SGLT2 mediates glucose reabsorption in the kidney by catalysing the active transport of glucose with sodium at 1:1 stoichiometry across the luminal membrane. The inward sodium gradient across the luminal epithelium is maintained by ATPdriven active extrusion of sodium (Na+ /K+ -ATPase) across the basolateral membrane into the blood.19 Glucose and sodium molecules increased by the inhibition of SGLT2 (low affinity, high capacity) located in the early proximal tubule deliver to the later renal tubule. The excess of glucose can be partially reabsorbed by SGLT1 (high affinity, low capacity) located in the late proximal tubule, and that of sodium can be reabsorbed to a larger extent in the late proximal tubule, the loop of Henle, the distal tubule and the collecting tubule (Figure 1). Therefore, urinary sodium excretion is presumed not to be practically increased by the SGLT2 inhibition, as seen in Case 3 and elsewhere.8,9,20 In the case of mannitol as an osmotic diuretic, mannitol filtered from glomerulus acts to retain water and to dilute sodium, and then decreases the numbers of sodium-absorbing sites of the tubular cells that are exposed to sodium, leading to urinary sodium loss.4 Mannitol, a monosaccharide like glucose, is usually administered intravenously in a dose of ~100 g over ~60 min,21 the urinary excretion of which is expected to be much larger than that of glucose induced by SGLT2 inhibitors. This is inferred to make a difference in their effects on urinary sodium excretion.

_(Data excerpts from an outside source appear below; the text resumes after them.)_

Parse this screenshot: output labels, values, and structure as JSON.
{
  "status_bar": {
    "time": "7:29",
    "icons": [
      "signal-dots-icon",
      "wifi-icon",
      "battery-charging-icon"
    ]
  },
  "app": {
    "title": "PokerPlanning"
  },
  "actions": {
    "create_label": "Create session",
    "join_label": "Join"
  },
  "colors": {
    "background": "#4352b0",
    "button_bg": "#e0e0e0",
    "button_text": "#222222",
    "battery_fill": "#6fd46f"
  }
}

Figure 1: A diagram of nephron and action sites of diuretics in parentheses, including SGLTs (sodium-glucose co-transporters) 1 and 2.

Then, diuresis with SGLT2 inhibitors seems to be close to that with tolvaptan, a water diuretic. However, in the presence of sodium diuretics acting on the renal tubule later than the proximal tubule, SGLT2 inhibitors are considered to increase urinary sodium excretion greater than that increased by loop diuretics, thiazides, and/or spironolactone alone (Figure 1). Therefore, Cases 1 and 2 did not show similar urine data after the replacement of tolvaptan with empagliflozin. In Case 2 treated with stronger sodium diuretics, 10 mg empagliflizin appeared to be more potent than 7.5 mg tolvaptan as a diuretic. In addition, it was worthy of note that the amount of urine protein was reduced immediately after the replacement. Inhibiting SGLT2 might have saved energy inside the proximal tubular cells for other proximal tubular functions such as renal protein reabsorption. Canagliflozin, another SGLT2 inhibitor, has recently been reported to decrease urinary albumin-to-creatinine ratio independently of its glycemic effects from the early stage of the trial in type 2 diabetic patients with the baseline ratio more than 30 mg/g.22 SGLT2 inhibitors would be expected to have the potential to exert some beneficial effects other than lowering blood glucose levels by increasing urinary glucose excretion.

CONFLICTS OF INTEREST

The author declares that he has no conflicts of interest.